BeritaPerbankan – Kondisi global memicu ketidakpastian di sektor ekonomi dan keuangan. Invasi Rusia terhadap Ukraina, salah satunya, menyebabkan harga komoditas energi dan pangan melambung tinggi.
Kondisi tersebut yang kemudian mendorong naiknya laju inflasi di sejumlah negara, termasuk negara adidaya Amerika Serikat.
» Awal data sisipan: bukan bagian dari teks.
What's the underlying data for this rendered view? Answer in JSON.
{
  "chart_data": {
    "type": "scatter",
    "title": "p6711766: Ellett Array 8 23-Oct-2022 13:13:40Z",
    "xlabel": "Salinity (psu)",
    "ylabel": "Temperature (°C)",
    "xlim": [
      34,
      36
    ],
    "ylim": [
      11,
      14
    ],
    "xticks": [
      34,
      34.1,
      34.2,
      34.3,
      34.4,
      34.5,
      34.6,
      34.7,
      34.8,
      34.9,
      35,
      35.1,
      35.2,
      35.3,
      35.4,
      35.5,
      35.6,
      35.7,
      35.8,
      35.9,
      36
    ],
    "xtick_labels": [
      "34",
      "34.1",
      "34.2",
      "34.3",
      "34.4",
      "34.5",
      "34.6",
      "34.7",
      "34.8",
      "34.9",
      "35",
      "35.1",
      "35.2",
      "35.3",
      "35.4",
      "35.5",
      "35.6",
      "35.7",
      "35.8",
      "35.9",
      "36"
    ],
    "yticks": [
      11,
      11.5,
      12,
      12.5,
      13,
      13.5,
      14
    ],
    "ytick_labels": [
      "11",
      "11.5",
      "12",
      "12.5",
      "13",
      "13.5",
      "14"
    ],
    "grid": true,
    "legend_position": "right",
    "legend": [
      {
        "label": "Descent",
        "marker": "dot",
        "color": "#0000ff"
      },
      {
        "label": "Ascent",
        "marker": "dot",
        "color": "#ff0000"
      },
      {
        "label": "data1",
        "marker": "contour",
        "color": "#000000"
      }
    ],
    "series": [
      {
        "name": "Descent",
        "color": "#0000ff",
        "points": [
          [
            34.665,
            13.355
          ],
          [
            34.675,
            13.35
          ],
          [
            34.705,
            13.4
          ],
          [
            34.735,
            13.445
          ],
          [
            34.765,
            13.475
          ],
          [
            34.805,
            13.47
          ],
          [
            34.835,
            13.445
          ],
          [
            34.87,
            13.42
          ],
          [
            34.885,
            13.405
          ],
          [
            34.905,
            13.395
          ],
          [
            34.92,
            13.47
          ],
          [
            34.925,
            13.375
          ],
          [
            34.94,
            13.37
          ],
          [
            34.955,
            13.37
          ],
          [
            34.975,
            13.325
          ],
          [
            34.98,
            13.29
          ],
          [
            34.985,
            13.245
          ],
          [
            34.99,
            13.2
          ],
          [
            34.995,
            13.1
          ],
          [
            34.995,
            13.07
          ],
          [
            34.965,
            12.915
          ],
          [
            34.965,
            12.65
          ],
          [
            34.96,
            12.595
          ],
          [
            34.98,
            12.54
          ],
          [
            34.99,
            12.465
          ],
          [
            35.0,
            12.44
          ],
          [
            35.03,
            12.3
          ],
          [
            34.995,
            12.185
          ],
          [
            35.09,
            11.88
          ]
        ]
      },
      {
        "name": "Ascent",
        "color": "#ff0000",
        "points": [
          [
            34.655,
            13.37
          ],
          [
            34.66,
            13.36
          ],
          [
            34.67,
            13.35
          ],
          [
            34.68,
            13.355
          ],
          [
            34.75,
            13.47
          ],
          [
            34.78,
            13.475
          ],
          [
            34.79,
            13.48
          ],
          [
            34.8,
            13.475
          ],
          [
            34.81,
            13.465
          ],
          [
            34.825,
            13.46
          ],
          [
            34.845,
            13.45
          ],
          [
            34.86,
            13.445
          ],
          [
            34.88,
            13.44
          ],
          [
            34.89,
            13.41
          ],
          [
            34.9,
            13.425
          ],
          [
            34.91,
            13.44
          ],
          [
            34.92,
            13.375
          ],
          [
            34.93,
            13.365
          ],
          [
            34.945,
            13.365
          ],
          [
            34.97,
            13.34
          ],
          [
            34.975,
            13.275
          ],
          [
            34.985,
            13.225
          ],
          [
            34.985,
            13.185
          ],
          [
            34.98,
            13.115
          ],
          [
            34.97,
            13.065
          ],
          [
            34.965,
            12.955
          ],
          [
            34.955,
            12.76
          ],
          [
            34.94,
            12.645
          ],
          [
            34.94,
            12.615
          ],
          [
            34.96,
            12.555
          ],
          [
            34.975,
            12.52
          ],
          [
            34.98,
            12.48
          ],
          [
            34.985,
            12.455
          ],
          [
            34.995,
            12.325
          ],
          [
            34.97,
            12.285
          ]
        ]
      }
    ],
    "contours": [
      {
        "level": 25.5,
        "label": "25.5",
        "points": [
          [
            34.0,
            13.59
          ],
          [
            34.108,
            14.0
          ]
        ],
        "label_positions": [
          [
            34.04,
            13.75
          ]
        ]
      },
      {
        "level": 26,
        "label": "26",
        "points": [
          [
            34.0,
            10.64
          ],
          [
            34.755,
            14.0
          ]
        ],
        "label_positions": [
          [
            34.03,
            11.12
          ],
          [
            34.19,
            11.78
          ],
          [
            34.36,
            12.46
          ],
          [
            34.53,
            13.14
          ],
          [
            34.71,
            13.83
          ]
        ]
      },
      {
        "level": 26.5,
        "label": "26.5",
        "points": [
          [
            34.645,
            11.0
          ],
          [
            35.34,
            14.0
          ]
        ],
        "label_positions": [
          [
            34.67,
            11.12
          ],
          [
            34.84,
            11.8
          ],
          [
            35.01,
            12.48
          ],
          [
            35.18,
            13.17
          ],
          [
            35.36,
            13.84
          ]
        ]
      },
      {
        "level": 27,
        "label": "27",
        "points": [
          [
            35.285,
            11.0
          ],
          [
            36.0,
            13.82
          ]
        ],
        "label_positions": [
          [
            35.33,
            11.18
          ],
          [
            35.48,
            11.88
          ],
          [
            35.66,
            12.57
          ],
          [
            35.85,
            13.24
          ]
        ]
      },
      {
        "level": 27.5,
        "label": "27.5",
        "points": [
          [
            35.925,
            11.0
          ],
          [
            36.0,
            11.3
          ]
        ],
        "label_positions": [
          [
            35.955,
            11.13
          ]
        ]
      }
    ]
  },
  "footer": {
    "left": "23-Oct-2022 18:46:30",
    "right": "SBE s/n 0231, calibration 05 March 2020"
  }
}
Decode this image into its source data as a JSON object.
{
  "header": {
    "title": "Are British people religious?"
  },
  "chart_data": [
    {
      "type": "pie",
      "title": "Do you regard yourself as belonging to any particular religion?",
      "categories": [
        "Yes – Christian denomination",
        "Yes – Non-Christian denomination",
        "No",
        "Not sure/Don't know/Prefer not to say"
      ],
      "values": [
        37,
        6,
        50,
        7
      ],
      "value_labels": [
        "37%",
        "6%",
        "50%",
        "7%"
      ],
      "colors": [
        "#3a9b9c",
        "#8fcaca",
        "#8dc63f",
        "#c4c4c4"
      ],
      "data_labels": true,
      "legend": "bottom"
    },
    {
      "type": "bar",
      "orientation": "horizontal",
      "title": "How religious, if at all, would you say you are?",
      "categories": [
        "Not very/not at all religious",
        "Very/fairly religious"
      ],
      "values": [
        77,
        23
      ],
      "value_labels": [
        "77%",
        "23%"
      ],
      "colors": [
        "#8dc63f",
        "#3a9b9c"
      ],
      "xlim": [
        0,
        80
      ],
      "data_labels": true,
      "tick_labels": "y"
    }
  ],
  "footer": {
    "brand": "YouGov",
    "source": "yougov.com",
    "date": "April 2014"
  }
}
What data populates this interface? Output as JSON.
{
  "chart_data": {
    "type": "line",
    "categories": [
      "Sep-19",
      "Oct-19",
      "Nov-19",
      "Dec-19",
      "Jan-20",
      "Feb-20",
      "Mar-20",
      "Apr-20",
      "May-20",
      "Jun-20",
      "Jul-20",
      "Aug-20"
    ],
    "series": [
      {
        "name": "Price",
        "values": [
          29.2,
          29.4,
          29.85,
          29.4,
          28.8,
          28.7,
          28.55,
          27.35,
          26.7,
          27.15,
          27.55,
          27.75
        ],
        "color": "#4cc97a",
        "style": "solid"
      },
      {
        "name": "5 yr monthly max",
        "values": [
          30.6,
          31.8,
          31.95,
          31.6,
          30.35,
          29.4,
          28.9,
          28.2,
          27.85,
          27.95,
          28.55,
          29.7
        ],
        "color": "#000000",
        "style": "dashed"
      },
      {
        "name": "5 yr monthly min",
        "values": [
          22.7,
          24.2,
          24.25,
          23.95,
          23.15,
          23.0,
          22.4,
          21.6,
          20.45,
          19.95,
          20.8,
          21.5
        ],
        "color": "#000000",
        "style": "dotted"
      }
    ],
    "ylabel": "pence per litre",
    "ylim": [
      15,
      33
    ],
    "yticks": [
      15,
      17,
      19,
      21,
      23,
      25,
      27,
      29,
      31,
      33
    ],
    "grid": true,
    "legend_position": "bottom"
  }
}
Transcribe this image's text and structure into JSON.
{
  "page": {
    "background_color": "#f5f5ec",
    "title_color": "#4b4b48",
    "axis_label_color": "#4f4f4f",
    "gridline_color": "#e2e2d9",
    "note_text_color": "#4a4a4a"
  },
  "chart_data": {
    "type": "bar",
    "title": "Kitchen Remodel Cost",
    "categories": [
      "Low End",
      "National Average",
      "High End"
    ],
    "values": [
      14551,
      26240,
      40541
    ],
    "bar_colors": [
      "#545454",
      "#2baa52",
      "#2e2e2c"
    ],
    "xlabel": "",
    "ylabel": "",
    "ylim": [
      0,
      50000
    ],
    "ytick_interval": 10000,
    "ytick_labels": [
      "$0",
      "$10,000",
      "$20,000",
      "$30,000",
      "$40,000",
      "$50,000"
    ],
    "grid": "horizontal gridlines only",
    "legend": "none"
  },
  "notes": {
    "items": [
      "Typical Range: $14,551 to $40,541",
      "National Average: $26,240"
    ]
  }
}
Konsekuensinya sejumlah bank sentral di banyak negara harus menaikkan suku bunga acuan untuk meredam gejolak ekonomi dalam negeri.
Negara-negara ASEAN pun berlomba-lomba menaikkan suku bunga acuan bank sentral sebagai respon terhadap kondisi global kekinian.
Menurut data Trading Economics pada Oktober 2022, bank sentral Myanmar telah menaikkan suku bunga acuan ke level 7 persen, yang mana merupakan tingkat suku bunga acuan bank sentral tertinggi di kawasan negara-negara ASEAN.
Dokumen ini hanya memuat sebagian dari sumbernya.